Kommentar: Videoüberwachung kann Sicherheit gefährden

10.3.2017, 12:27 Uhr
Die Aussicht, gefilmt zu werden, könnte so manchen anspornen, an einem solchen, vermeintlich sicheren Ort eine Straftat zu begehen.

© Günter Distler Die Aussicht, gefilmt zu werden, könnte so manchen anspornen, an einem solchen, vermeintlich sicheren Ort eine Straftat zu begehen.

In Zeiten, in denen viele Menschen sorglos Fotos und Filme von sich ins Internet stellen, haben Kameras längst ihren Schrecken verloren. Und doch sollte die nun vom Bundestag beschlossene Ausweitung der Videoüberwachung die Alarmglocken schrillen lassen. Denn sie verletzt die Privatsphäre und macht jeden Passanten zu einem potenziell Verdächtigen. Das ist eine unschöne Grundeinstellung, mit der da Menschen begegnet wird und schafft eine Kultur des Misstrauens.

Diese setzt sich fort, wenn anschließend die Polizei das gesammelte Videomaterial mit modernen Analysemethoden auswertet, wie es heute schon in Frankreich der Fall ist. Ein Gesichtserkennungssystem scannt - ohne dass der leiseste Verdacht vorliegen muss - jeden Menschen auf seine Schuld oder Unschuld hin. Klar, dass das Missbrauchsmöglichkeiten eröffnet, die es sorgsam einzudämmen gilt. Die technischen Möglichkeiten dürfen eben nicht genutzt werden, um etwa nach Autodieben oder Schulschwänzern zu fahnden.

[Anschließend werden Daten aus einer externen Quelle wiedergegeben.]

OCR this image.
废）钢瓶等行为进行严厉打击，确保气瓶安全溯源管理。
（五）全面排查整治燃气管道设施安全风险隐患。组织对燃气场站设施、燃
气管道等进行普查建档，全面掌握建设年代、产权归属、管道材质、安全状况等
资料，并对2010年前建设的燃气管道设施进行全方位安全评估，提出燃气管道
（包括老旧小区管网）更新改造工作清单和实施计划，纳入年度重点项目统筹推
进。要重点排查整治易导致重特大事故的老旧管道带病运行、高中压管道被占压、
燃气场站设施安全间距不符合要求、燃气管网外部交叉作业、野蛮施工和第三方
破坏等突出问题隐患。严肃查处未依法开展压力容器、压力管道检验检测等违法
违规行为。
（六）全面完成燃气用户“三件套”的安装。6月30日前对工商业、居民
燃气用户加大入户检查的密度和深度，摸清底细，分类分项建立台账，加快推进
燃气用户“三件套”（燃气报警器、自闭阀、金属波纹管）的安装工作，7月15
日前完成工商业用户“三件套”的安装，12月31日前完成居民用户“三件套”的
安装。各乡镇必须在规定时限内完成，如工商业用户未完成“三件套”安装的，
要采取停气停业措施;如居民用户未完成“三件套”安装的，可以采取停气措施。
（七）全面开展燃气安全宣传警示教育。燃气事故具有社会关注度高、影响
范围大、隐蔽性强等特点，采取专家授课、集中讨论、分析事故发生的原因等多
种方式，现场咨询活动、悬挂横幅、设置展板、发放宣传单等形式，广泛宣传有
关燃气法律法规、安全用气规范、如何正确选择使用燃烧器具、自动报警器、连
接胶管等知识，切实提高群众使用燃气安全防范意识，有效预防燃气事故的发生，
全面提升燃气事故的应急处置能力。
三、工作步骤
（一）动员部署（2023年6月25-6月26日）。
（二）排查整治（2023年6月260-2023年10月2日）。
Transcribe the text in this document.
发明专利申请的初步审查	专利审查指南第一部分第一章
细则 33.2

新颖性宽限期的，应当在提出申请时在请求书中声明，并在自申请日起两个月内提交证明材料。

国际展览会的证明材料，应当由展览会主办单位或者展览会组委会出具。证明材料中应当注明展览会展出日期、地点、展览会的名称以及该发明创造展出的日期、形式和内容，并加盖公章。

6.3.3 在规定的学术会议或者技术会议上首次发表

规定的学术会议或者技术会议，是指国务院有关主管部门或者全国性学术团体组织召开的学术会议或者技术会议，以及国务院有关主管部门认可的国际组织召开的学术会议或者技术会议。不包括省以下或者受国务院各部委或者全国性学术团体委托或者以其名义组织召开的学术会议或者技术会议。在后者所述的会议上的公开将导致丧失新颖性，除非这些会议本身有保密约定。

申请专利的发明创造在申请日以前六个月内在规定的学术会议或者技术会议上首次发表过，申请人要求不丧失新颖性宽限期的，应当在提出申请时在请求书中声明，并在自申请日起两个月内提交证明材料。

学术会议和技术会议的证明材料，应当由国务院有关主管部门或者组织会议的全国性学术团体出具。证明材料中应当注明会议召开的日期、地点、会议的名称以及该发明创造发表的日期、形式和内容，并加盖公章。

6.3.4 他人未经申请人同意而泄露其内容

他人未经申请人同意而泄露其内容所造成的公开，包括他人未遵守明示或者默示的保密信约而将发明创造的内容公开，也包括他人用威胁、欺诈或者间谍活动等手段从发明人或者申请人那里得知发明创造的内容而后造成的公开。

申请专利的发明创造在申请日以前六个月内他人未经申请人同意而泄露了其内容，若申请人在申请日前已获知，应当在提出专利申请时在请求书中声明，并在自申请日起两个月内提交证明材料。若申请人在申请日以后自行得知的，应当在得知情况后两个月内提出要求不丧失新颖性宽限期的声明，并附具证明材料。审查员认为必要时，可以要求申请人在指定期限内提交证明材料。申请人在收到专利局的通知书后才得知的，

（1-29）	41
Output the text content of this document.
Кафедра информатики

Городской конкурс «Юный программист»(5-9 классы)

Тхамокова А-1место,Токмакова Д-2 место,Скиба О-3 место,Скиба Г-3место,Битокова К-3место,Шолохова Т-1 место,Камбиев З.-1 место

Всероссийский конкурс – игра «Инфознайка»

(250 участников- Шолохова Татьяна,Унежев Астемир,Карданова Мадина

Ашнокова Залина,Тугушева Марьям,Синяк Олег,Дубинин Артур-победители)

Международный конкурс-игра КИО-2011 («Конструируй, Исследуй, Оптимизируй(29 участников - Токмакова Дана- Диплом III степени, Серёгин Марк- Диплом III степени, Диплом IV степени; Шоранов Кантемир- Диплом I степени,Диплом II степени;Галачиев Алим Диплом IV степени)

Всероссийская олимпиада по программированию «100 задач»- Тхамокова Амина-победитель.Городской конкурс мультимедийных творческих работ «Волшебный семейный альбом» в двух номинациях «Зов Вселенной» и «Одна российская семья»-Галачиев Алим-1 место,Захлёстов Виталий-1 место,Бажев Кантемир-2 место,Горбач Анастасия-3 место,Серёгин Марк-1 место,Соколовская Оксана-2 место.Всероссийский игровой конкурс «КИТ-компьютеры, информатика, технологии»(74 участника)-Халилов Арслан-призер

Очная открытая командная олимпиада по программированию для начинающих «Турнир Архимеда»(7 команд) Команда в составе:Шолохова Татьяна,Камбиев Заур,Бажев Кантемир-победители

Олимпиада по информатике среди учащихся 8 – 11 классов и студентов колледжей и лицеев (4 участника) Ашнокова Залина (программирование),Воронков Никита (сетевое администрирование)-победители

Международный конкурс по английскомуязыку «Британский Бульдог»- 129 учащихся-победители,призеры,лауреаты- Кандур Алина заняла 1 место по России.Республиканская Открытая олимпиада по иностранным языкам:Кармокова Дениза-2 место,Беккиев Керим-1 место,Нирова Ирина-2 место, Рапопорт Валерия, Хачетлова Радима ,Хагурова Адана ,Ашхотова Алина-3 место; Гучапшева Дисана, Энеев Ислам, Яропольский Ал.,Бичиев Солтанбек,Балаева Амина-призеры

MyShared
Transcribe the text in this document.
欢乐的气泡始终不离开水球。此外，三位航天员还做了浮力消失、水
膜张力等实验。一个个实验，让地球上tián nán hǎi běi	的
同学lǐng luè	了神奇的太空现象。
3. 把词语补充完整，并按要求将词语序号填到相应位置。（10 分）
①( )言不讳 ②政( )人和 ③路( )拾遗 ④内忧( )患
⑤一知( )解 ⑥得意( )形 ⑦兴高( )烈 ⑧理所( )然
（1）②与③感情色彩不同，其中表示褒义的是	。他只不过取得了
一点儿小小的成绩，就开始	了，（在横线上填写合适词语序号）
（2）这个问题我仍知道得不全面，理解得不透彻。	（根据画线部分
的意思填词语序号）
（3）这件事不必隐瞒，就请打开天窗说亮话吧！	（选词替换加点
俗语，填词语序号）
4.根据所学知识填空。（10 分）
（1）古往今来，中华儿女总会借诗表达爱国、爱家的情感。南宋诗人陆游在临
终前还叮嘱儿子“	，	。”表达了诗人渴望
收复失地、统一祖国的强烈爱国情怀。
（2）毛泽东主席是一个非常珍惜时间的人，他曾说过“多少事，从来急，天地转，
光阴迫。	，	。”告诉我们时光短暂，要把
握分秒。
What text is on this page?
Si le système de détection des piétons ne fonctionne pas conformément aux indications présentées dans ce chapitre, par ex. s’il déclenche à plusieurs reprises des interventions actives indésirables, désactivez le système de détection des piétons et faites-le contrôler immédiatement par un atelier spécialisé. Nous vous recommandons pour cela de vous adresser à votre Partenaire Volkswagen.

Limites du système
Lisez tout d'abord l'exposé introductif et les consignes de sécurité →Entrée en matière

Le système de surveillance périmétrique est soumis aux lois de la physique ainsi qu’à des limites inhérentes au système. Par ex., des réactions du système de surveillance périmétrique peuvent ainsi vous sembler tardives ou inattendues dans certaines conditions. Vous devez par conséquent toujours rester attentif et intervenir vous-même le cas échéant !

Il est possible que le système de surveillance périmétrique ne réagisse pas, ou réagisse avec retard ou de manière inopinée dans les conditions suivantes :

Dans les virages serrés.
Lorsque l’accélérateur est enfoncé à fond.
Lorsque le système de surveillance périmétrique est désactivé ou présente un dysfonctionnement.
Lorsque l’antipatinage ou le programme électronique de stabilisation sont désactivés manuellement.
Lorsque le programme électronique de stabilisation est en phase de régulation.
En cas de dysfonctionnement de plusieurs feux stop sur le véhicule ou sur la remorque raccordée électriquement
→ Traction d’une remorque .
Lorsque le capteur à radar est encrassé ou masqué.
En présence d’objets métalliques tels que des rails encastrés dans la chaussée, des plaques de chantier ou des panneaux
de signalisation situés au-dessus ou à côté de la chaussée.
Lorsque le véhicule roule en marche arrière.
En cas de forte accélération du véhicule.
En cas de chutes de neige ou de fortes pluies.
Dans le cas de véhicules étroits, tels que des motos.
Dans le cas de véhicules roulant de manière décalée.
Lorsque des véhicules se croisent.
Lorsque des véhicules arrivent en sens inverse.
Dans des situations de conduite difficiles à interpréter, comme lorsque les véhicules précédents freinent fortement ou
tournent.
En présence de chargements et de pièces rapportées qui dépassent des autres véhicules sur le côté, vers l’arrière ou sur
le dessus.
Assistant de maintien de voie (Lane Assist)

Der Fall von Marcel H. aus Herne, der einen Neunjährigen ermordet und Fotos davon ins Internet gestellt haben soll, und der des Weihnachstmarktattentäters von Berlin, der in Richtung der vorhandenen Kamera gestikulierte, machen deutlich, dass manche Täter bewusst eine größere Öffentlichkeit für ihr Verbrechen suchen. In dieser Logik kann mehr Videoüberwachung sogar die öffentliche Sicherheit gefährden, nämlich dann, wenn Täter bewusst Orte auswählen, weil sie sich gefilmt wähnen.